O conselho para “entrosar”, se posto em prática, contribuiria — no entender dos adeptos da “maior identificação” —, para abrandar as queixas de quem se vê atormentado pela demora nos processos. O povo perceberia, conhecendo o juiz mais de perto, que sua excelência é um ser humano, “boa praça” etc. Abaixo, portanto, as “torres de marfim”, em que os sábios jurídicos do Olimpo discutiriam filigranas.

Concordo com essa “aproximação” penas no que se refere à comunicação, ao mais claro entendimento das sentenças e acórdãos, tanto quanto possível. Penso que o magistrado dever ter preocupação com a clareza de seu texto, de modo a ser compreendido não só pelos advogados como pelas partes. Afinal, quem tem que cumprir, ou “sofrer”, a decisão é o cliente, não o advogado. O hermetismo, o “juridiquês”, por vezes, é tão pesado que mesmo jornalistas de boa cultura geral entendem incompletamente a decisão. Não é raro o cliente, não ignorante, ler uma sentença ou despacho — a pedido de seu advogado —, e perguntar depois, acanhado com sua “ignorância”: “Desculpe, devo ficar alegre ou triste? Ganhei ou perdi?” Vá lá que no STJ e no STF não caiba muita preocupação com a compreensão do texto porque os temas discutidos são necessariamente abstratos e os ministros não podem perder tempo “traduzindo” o que decidiram. Mas na primeira e segunda instâncias a maior facilidade de compreensão do decidido e seus fundamentos seria um belo presente outorgado à coletividade pela justiça brasileira.

Quanto ao conselho de se “enturmar” com a população, com os jurisdicionados, discordo desse enfoque, justamente por ter um temperamento por demais acolhedor, acessível, “bonzinho”, característica que só me trouxe inquietação de espírito. A maior liberdade de aproximação gera problemas que não existiriam se o juiz fosse prudentemente reservado no convívio social. Ele deve ser acessível apenas no fórum, no serviço; ou até em casa, numa emergência em que é necessário um despacho urgente. Acessível no fórum, porque se não atender quem com ele quer falar pode estar sendo “vendido” sem saber.

Já houve pelo menos um caso de filho de juiz, no interior, “vender” absolvições decretadas pelo pai, sem conhecimento deste. O filho lia a sentença absolutória e, antes que os autos fossem devolvidos a cartório, entrava em contato com o advogado do réu, “vendendo’ uma absolvição que já existia mas não estava ainda publicada. “Vendedores” forenses de facilidades, sabendo que o “comprador” pode se comunicar facilmente com o juiz comportam-se melhor.

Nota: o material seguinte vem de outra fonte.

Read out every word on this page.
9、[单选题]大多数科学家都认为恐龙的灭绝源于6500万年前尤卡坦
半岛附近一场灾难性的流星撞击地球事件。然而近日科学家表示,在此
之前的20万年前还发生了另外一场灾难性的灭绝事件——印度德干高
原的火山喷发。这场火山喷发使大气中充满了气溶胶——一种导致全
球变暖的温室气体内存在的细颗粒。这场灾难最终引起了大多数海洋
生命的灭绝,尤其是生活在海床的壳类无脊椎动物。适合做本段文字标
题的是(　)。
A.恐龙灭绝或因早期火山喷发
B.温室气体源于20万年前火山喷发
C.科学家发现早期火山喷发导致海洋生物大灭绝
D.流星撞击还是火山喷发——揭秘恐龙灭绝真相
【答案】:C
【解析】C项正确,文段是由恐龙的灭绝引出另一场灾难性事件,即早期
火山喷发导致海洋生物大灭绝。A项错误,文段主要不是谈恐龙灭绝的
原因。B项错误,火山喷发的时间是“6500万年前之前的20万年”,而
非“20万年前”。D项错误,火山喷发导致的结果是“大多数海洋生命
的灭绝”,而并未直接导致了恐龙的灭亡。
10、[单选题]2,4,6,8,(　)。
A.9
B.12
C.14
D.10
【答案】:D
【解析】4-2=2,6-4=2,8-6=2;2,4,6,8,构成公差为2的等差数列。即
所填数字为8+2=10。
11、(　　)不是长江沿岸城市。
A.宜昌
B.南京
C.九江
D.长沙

Temem pelo que o cidadão explorado possa revelar ao magistrado. O cartório pode estar cobrando algo não autorizado pela legislação. Daí a utilidade do juiz ser aberto funcionalmente. Todavia, beber cerveja em rodinhas, ou apitar como árbitro em partidas de futebol traz a intimidade que gera desrespeito. “O juiz é ladrão!”, gritou certa vez um caipira, inconformado com a anulação do gol. Ele não sabia que o árbitro da partida era o juiz da comarca, adepto do “entrosamento”. E todos sabem que não existe herói para seu valet de chambre.

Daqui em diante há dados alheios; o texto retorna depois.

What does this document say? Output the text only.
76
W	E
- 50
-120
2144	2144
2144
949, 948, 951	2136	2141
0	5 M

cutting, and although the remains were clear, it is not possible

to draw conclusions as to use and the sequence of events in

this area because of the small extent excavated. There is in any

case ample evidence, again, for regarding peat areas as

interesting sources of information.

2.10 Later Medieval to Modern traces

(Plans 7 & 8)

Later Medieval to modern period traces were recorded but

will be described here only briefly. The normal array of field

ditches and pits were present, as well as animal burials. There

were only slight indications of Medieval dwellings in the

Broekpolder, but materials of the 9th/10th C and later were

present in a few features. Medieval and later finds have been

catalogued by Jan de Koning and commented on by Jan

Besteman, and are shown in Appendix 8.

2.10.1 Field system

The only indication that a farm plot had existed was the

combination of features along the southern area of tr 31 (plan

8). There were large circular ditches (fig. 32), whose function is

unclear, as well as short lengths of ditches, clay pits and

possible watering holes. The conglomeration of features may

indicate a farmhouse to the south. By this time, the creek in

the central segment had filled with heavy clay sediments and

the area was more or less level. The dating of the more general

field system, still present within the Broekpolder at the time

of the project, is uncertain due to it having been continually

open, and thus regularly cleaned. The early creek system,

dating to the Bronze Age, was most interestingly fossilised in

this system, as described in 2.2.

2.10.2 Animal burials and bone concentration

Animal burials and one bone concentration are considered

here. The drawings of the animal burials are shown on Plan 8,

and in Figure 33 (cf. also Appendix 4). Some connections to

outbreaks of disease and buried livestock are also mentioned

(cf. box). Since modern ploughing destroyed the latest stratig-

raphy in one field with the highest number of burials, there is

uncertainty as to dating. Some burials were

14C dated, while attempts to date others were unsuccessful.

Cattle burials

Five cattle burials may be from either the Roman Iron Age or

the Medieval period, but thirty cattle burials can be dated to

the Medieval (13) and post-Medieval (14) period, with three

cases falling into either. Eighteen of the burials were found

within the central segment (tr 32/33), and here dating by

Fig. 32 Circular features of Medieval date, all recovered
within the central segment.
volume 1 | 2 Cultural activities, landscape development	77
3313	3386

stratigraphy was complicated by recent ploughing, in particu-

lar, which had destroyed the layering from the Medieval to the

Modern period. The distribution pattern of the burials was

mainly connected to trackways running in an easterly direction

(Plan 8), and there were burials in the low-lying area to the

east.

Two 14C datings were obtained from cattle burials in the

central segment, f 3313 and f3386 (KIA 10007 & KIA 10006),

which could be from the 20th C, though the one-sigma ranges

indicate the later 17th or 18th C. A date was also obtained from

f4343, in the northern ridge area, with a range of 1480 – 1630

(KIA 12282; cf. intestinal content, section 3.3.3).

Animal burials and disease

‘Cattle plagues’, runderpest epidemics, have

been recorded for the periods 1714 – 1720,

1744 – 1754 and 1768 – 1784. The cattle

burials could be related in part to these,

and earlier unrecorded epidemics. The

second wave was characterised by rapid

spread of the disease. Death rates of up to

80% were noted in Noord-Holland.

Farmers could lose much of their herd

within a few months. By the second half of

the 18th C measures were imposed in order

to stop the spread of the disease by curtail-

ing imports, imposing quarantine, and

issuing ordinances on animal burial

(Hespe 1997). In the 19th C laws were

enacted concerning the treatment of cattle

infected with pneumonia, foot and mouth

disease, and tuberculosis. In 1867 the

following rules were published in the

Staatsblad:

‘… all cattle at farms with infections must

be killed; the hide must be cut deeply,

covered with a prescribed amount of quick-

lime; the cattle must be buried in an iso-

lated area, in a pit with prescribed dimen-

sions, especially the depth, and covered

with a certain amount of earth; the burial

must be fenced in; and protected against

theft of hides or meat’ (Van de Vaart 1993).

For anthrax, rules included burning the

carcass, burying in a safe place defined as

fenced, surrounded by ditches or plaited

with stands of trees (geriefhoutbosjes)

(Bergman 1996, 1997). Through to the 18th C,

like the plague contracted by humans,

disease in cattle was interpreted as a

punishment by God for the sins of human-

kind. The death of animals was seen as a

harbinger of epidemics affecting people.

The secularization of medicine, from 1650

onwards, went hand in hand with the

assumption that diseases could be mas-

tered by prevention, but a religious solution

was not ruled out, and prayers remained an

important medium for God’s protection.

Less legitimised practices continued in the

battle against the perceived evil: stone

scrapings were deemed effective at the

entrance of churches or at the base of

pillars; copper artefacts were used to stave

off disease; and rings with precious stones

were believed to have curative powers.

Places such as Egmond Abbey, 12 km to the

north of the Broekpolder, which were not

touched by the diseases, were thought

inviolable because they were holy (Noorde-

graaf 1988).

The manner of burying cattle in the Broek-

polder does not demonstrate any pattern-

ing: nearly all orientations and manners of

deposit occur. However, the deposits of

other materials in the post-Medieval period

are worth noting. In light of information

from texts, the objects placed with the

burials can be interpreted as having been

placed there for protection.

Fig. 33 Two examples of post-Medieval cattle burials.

A recomendada proximidade física, social, embora simpática em tese, nada tem a ver com melhoria da prestação jurisdicional. Diz um ditado do interior que “o incompetente tem obrigação de ser simpático”. Desse modo será menor atacado. A solução para a morosidade excessiva não está em modificar o juiz, mas a lei processual, doentiamente inocente ao presumir que a real intenção de toda petição é somente obter justiça. Não é. A intenção, freqüentemente, é ganhar tempo. Imagino que em oitenta por cento das demandas — modo aproximado de dizer — uma das partes sabe que, juridicamente, não tem razão. Apenas não tem meios ou prefere não cumprir sua obrigação. Falta-lhe dinheiro (cobranças e violações de contratos) ou um teto próprio (despejos) e assim por diante. Se a carga fiscal é excessiva — como de fato é —, o contribuinte vinga-se do Estado pedindo a seu advogado que jogue o pagamento para um nebuloso futuro, esgotados todos os recursos e instâncias. E o Estado, em troca, faz a mesma coisa, quando deve ao particular. Um círculo vicioso que alivia o contribuinte mas prejudica os credores do Estado, que não conseguem receber os créditos dos precatórios porque o Estado não consegue receber o que lhe é devido em tempo razoável.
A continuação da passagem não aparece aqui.